For our purposes, there are two planes to be considered: transverse and longitudinal, which refer to the orientation of the ultrasound transducer and the image to the vessel axis. A transverse view is a cross-section and provides the operator with information about structures that lay adjacent to the vessel of interest. For example, a cross-sectional view of the IJ vein will enable visualization of the adjacent common carotid artery and, perhaps, the vagus nerve, thyroid gland, and trachea (Figure 27-8).

Figure 27-8

Transverse (short-axis) view at the level of the internal jugular vein (to the left of the carotid artery and not shown). The right carotid artery and right thyroid lobe can be seen. The lateral wall of the trachea can be seen to the far right of the picture.

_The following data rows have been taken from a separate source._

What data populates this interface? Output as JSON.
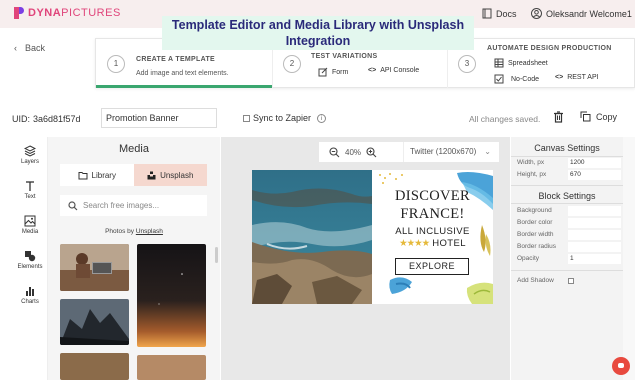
{
  "brand": {
    "name_bold": "DYNA",
    "name_rest": "PICTURES"
  },
  "header": {
    "docs_label": "Docs",
    "user_label": "Oleksandr Welcome1"
  },
  "overlay_title": "Template Editor and Media Library with Unsplash Integration",
  "back_label": "Back",
  "steps": [
    {
      "num": "1",
      "title": "CREATE A TEMPLATE",
      "sub": "Add image and text elements."
    },
    {
      "num": "2",
      "title": "TEST VARIATIONS",
      "items": [
        "Form",
        "API Console"
      ]
    },
    {
      "num": "3",
      "title": "AUTOMATE DESIGN PRODUCTION",
      "items": [
        "Spreadsheet",
        "No-Code",
        "REST API"
      ]
    }
  ],
  "template": {
    "uid_label": "UID:",
    "uid_value": "3a6d81f57d",
    "name_value": "Promotion Banner",
    "sync_label": "Sync to Zapier",
    "info_icon": "i",
    "status": "All changes saved.",
    "copy_label": "Copy"
  },
  "tools": [
    {
      "label": "Layers",
      "icon": "layers-icon"
    },
    {
      "label": "Text",
      "icon": "text-icon"
    },
    {
      "label": "Media",
      "icon": "image-icon"
    },
    {
      "label": "Elements",
      "icon": "shapes-icon"
    },
    {
      "label": "Charts",
      "icon": "chart-icon"
    }
  ],
  "media": {
    "title": "Media",
    "tab_library": "Library",
    "tab_unsplash": "Unsplash",
    "search_placeholder": "Search free images...",
    "photos_by": "Photos by",
    "photos_source": "Unsplash"
  },
  "canvas": {
    "zoom": "40%",
    "size_option": "Twitter (1200x670)",
    "design": {
      "line1": "DISCOVER",
      "line2": "FRANCE!",
      "line3": "ALL INCLUSIVE",
      "stars": "★★★★",
      "line4": "HOTEL",
      "button": "EXPLORE"
    }
  },
  "canvas_settings": {
    "title": "Canvas Settings",
    "width_label": "Width, px",
    "width_value": "1200",
    "height_label": "Height, px",
    "height_value": "670"
  },
  "block_settings": {
    "title": "Block Settings",
    "background_label": "Background",
    "border_color_label": "Border color",
    "border_width_label": "Border width",
    "border_radius_label": "Border radius",
    "opacity_label": "Opacity",
    "opacity_value": "1",
    "shadow_label": "Add Shadow"
  },
  "colors": {
    "accent": "#e0457b",
    "step_active": "#3aa66f",
    "unsplash_tab": "#f5d8cf"
  }
}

A longitudinal view will depict structures anterior and posterior to the vessel of interest and may allow for visualization of the entire needle during cannulation, but does not allow simultaneous visualization of structures lateral to the vessel (Figure 27-9). All commonly utilized central venous and peripheral arterial sites can be visualized in either orientation.

Figure 27-9

Longitudinal view through the internal jugular vein. Information regarding the location of surrounding structures is limited when compared with the transverse view.

Methods of Orientation

Orientation is probably the most important step to a successful procedure. Most transducers have an identifiable mark, known as a “notch,” on one side. This corresponds to a mark displayed on one side of the image, and allows right–left, or lateral, orientation (Figure 27-10). In rare instances, where the orientation is uncertain, a finger can be rubbed on one side of the transducer surface to produce an image and confirm the orientation (Figure 27-11).

Figure 27-10

To gain orientation, the “notch” on the transducer (just distal to fingertip) should be matched to the “dot” on the screen (blue circle, upper left side).

Figure 27-11

During a procedure, the probe surface can be rubbed with a finger or instrument to determine orientation; in this case, the scissors are placed on the left side of the probe and are seen on the screen as an artifact on the left side. This can also be easily accomplished while the probe is on the patient.